Methods: We did this phase 2 single-arm trial at three hospitals in Canada. We enrolled patients with multiple sclerosis, aged 18–50 years with poor prognosis, ongoing disease activity, and an Expanded Disability Status Scale of 3·0–6·0. Autologous CD34 selected haemopoietic stem-cell grafts were collected after mobilisation with cyclophosphamide and filgrastim. Immunoablation with busulfan, cyclophosphamide, and rabbit anti-thymocyte globulin was followed by aHSCT. The primary outcome was multiple sclerosis activity-free survival (events were clinical relapse, appearance of a new or Gd-enhancing lesion on MRI, and sustained progression of Expanded Disability Status Scale score). This study was registered at ClinicalTrials.gov, NCT01099930.
Findings: Between diagnosis and aHSCT, 24 patients had 167 clinical relapses over 140 patient-years with 188 Gd-enhancing lesions on 48 pre-aHSCT MRI scans. Median follow-up was 6·7 years (range 3·9–12·7). The primary outcome, multiple sclerosis activity-free survival at 3 years after transplantation was 69·6% (95% CI 46·6–84·2).

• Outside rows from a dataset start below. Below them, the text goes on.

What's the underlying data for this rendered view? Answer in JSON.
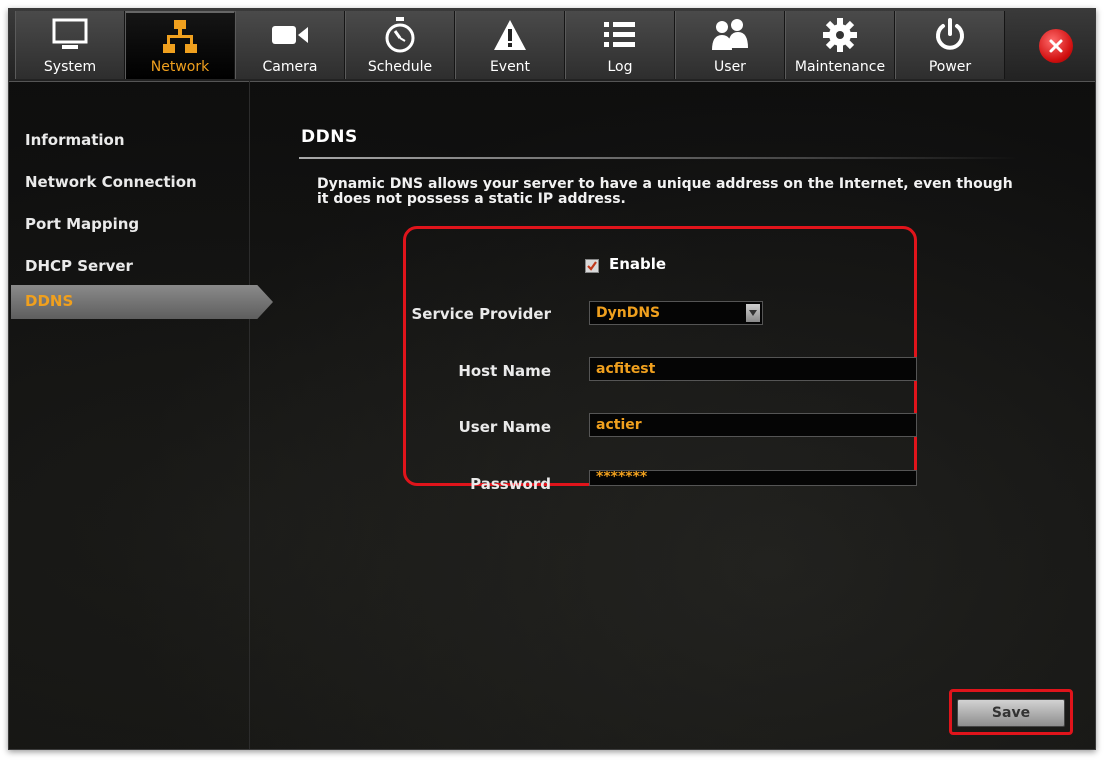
{
  "tabs": [
    {
      "label": "System",
      "icon": "monitor-icon"
    },
    {
      "label": "Network",
      "icon": "network-icon",
      "active": true
    },
    {
      "label": "Camera",
      "icon": "camera-icon"
    },
    {
      "label": "Schedule",
      "icon": "stopwatch-icon"
    },
    {
      "label": "Event",
      "icon": "warning-icon"
    },
    {
      "label": "Log",
      "icon": "list-icon"
    },
    {
      "label": "User",
      "icon": "users-icon"
    },
    {
      "label": "Maintenance",
      "icon": "gear-icon"
    },
    {
      "label": "Power",
      "icon": "power-icon"
    }
  ],
  "sidebar": {
    "items": [
      {
        "label": "Information"
      },
      {
        "label": "Network Connection"
      },
      {
        "label": "Port Mapping"
      },
      {
        "label": "DHCP Server"
      },
      {
        "label": "DDNS",
        "active": true
      }
    ]
  },
  "main": {
    "title": "DDNS",
    "description": "Dynamic DNS allows your server to have a unique address on the Internet, even though it does not possess a static IP address.",
    "enable_label": "Enable",
    "enable_checked": true,
    "service_provider": {
      "label": "Service Provider",
      "value": "DynDNS"
    },
    "host_name": {
      "label": "Host Name",
      "value": "acfitest"
    },
    "user_name": {
      "label": "User Name",
      "value": "actier"
    },
    "password": {
      "label": "Password",
      "value": "*******"
    },
    "save_label": "Save"
  },
  "colors": {
    "accent": "#f0a01e",
    "highlight": "#e0141b",
    "background": "#0b0b0b"
  }
}
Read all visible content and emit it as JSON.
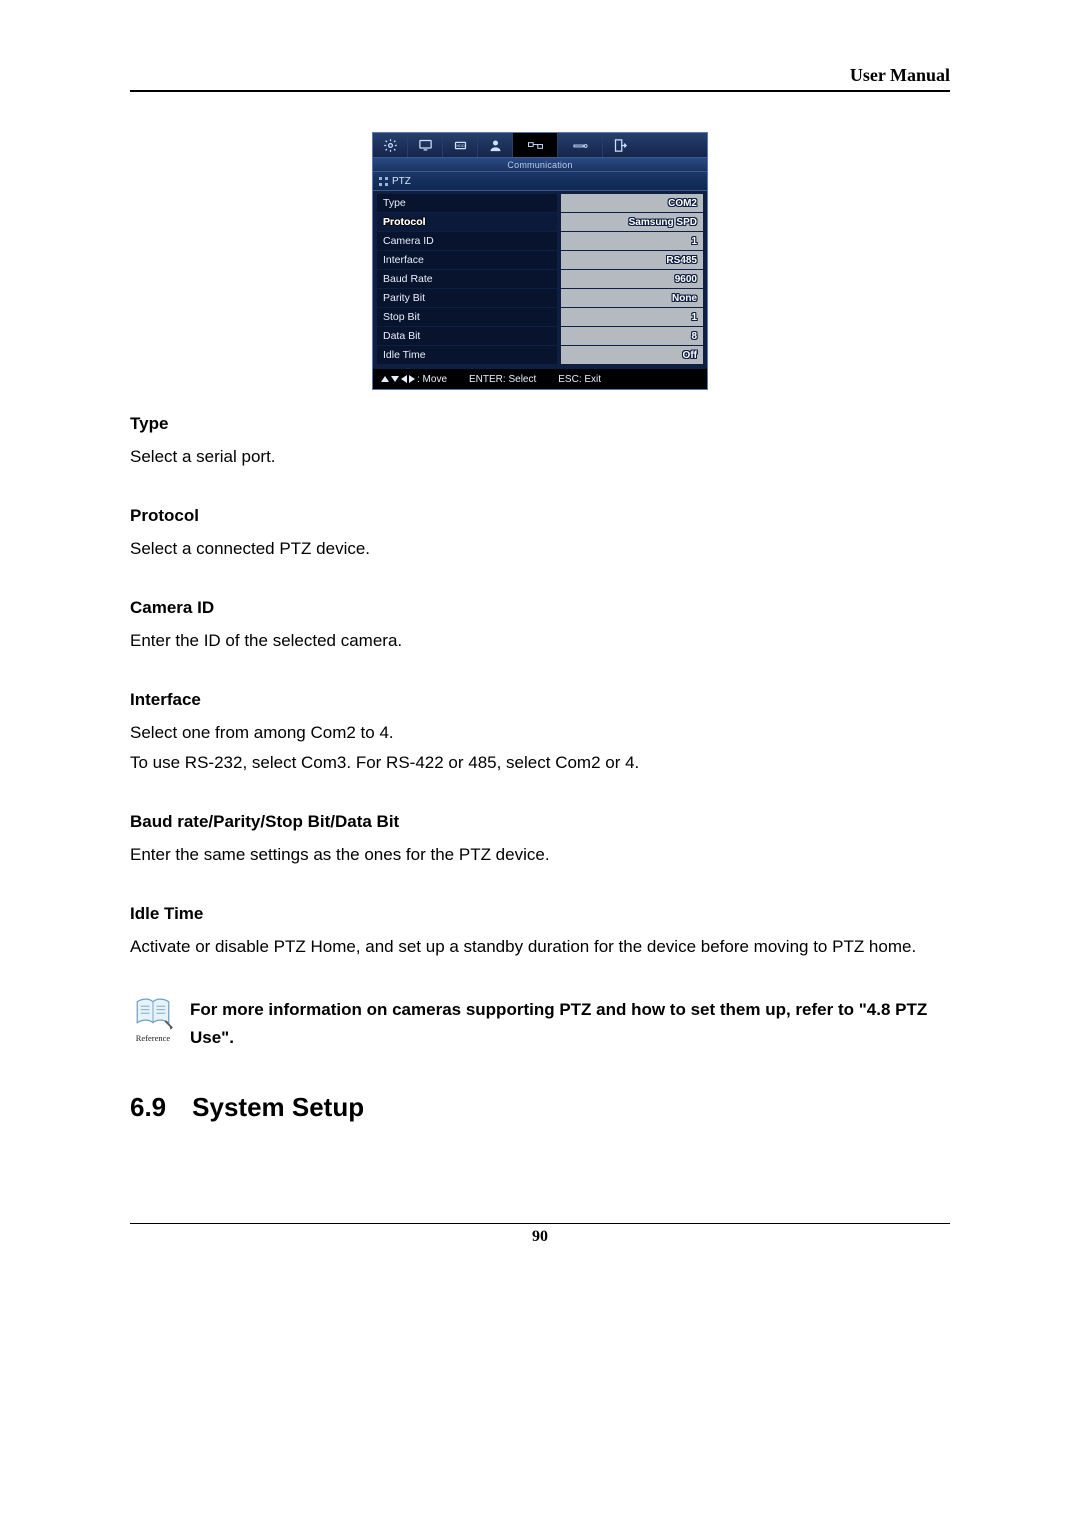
{
  "header": {
    "title": "User Manual"
  },
  "dvr": {
    "subheader": "Communication",
    "crumb": "PTZ",
    "rows": [
      {
        "label": "Type",
        "value": "COM2",
        "selected": false
      },
      {
        "label": "Protocol",
        "value": "Samsung SPD",
        "selected": true
      },
      {
        "label": "Camera ID",
        "value": "1",
        "selected": false
      },
      {
        "label": "Interface",
        "value": "RS485",
        "selected": false
      },
      {
        "label": "Baud Rate",
        "value": "9600",
        "selected": false
      },
      {
        "label": "Parity Bit",
        "value": "None",
        "selected": false
      },
      {
        "label": "Stop Bit",
        "value": "1",
        "selected": false
      },
      {
        "label": "Data Bit",
        "value": "8",
        "selected": false
      },
      {
        "label": "Idle Time",
        "value": "Off",
        "selected": false
      }
    ],
    "footer": {
      "move": ": Move",
      "select": "ENTER: Select",
      "exit": "ESC: Exit"
    }
  },
  "descriptions": [
    {
      "title": "Type",
      "text": "Select a serial port."
    },
    {
      "title": "Protocol",
      "text": "Select a connected PTZ device."
    },
    {
      "title": "Camera ID",
      "text": "Enter the ID of the selected camera."
    },
    {
      "title": "Interface",
      "text": "Select one from among Com2 to 4.\nTo use RS-232, select Com3. For RS-422 or 485, select Com2 or 4."
    },
    {
      "title": "Baud rate/Parity/Stop Bit/Data Bit",
      "text": "Enter the same settings as the ones for the PTZ device."
    },
    {
      "title": "Idle Time",
      "text": "Activate or disable PTZ Home, and set up a standby duration for the device before moving to PTZ home."
    }
  ],
  "reference": {
    "icon_label": "Reference",
    "text": "For more information on cameras supporting PTZ and how to set them up, refer to \"4.8 PTZ Use\"."
  },
  "section": {
    "number": "6.9",
    "title": "System Setup"
  },
  "footer": {
    "page_number": "90"
  }
}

With up to 13 years of follow-up after aHSCT, no relapses occurred and no Gd enhancing lesions or new T2 lesions were seen on 314 MRI sequential scans. The rate of brain atrophy decreased to that expected for healthy controls. One of 24 patients died of transplantation-related complications. 35% of patients had a sustained improvement in their Expanded Disability Status Scale score.
Interpretation: We describe the first treatment to fully halt all detectable CNS inflammatory activity in patients with multiple sclerosis for a prolonged period in the absence of any ongoing disease-modifying drugs. Furthermore, many of the patients had substantial recovery of neurological function despite their disease's aggressive nature.
Funding: Multiple Sclerosis Scientific Research Foundation.